I'd like to make a comment about a technical issue that is often (usually) insignificant from the point of view of game development. Having been an aerodynamicist in a past life I feel obligated to comment. Most of you should consider this post to be background noise, perfectly safe to ignore.
If you are particularly interested in physics, you may find this interesting. If you are trying to build a realistic flight or racing simulator, you really should pay attention to this! (But for an arcade style flight or racing game, probably ignore.)
During episode 41 while talking about ODE's and the integration of the fundamental equations of motion, Casey mentioned that the aerodynamic drag force is proportional to the opposite of the object's relative velocity through the air or a fluid/liquid. That linear relationship is an approximation that, while extremely common in game development due to its simplicity, is almost always quite inaccurate. (I said "inaccurate" rather than "bad" because "bad"/"good" depends on what you wish to accomplish with your game.) The linear relationship applies to objects or particles moving in what is known as Stokes flow, aka creeping flow. This occurs at such low speeds (well, technically, low "Reynolds Numbers") that primarily viscous forces in the fluid are significant, while inertial effects due to the mass of the fluid are insignificant. For example, think about an object moving slowly through a very thick sticky syrup. There are some YouTube videos showing viscous fluid mixing...

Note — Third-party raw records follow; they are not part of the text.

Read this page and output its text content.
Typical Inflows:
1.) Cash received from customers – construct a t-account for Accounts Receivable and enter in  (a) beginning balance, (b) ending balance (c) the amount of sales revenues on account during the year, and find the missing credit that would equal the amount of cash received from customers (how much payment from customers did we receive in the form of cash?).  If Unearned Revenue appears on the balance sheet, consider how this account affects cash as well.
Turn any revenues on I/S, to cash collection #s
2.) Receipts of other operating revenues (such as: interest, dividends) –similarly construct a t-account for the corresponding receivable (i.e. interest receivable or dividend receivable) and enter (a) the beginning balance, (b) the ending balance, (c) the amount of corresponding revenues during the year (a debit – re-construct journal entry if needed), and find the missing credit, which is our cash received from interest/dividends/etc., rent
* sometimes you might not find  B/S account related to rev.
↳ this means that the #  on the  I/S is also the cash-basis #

A more realistic approximation, resulting in more accurate drag forces for basically every game dynamics simulation I've ever seen, is to set the drag force magnitude proportional to the square of object's relative speed through the air/fluid. Slightly more expensive but not much more complex, and more accurate. This too is an approximation that in real life breaks down when things start to go haywire (onset of turbulence then again near the speed of sound), but can be a better choice IF "good" == "accurate" in your game physics.
The choice to use the square of velocity can have implications on the approach you choose to numerically integrate the equations of motion. That is all I will say about that here. It is well beyond the current level of discussion.
Graham
If you are particularly interested in physics, you may find this interesting. If you are trying to build a realistic flight or racing simulator, you really should pay attention to this! (But for an arcade style flight or racing game, probably ignore.)
During episode 41 while talking about ODE's and the integration of the fundamental equations of motion, Casey mentioned that the aerodynamic drag force is proportional to the opposite of the object's relative velocity through the air or a fluid/liquid. That linear relationship is an approximation that, while extremely common in game development due to its simplicity, is almost always quite inaccurate. (I said "inaccurate" rather than "bad" because "bad"/"good" depends on what you wish to accomplish with your game.) The linear relationship applies to objects or particles moving in what is known as Stokes flow, aka creeping flow. This occurs at such low speeds (well, technically, low "Reynolds Numbers") that primarily viscous forces in the fluid are significant, while inertial effects due to the mass of the fluid are insignificant. For example, think about an object moving slowly through a very thick sticky syrup. There are some YouTube videos showing viscous fluid mixing...
A more realistic approximation, resulting in more accurate drag forces for basically every game dynamics simulation I've ever seen, is to set the drag force magnitude proportional to the square of object's relative speed through the air/fluid. Slightly more expensive but not much more complex, and more accurate. This too is an approximation that in real life breaks down when things start to go haywire (onset of turbulence then again near the speed of sound), but can be a better choice IF "good" == "accurate" in your game physics.
The choice to use the square of velocity can have implications on the approach you choose to numerically integrate the equations of motion. That is all I will say about that here. It is well beyond the current level of discussion.
Graham
Actually, I was not trying to imply that the relationship was (or should be) linear. I was strictly pointing out that it was dependent on the velocity, and as such was an ordinary differential equation.
- Casey
- Casey
Ah, Okay. I appreciate the reply and clarification, Casey. To be clear, I triggered on your use of the word "proportional" in the video stream, which does imply a linear relationship rather than a general correlation. Sorry for going into the weeds on this. The project is fantastic. You are doing an amazing job of explaining the how and why of everything, and that episode was simply wonderful.
grhodes
The project is fantastic. You are doing an amazing job of explaining the how and why of everything, and that episode was simply wonderful.
Yes. It's the most interesting material I have found, and I am looking forwards to every bit of it. Useful to read your post as well.
However, while knowing about things that work, is infinitely valuable, especially when you work for a living. It is also important to make mistakes. And some of them can become useful too. To me this is the difference between math and computers. The fun part. Of discover things that are "new", or even wrong, but sometimes useful still. If they truely work, for your specific game, then zimsalabim: You created math.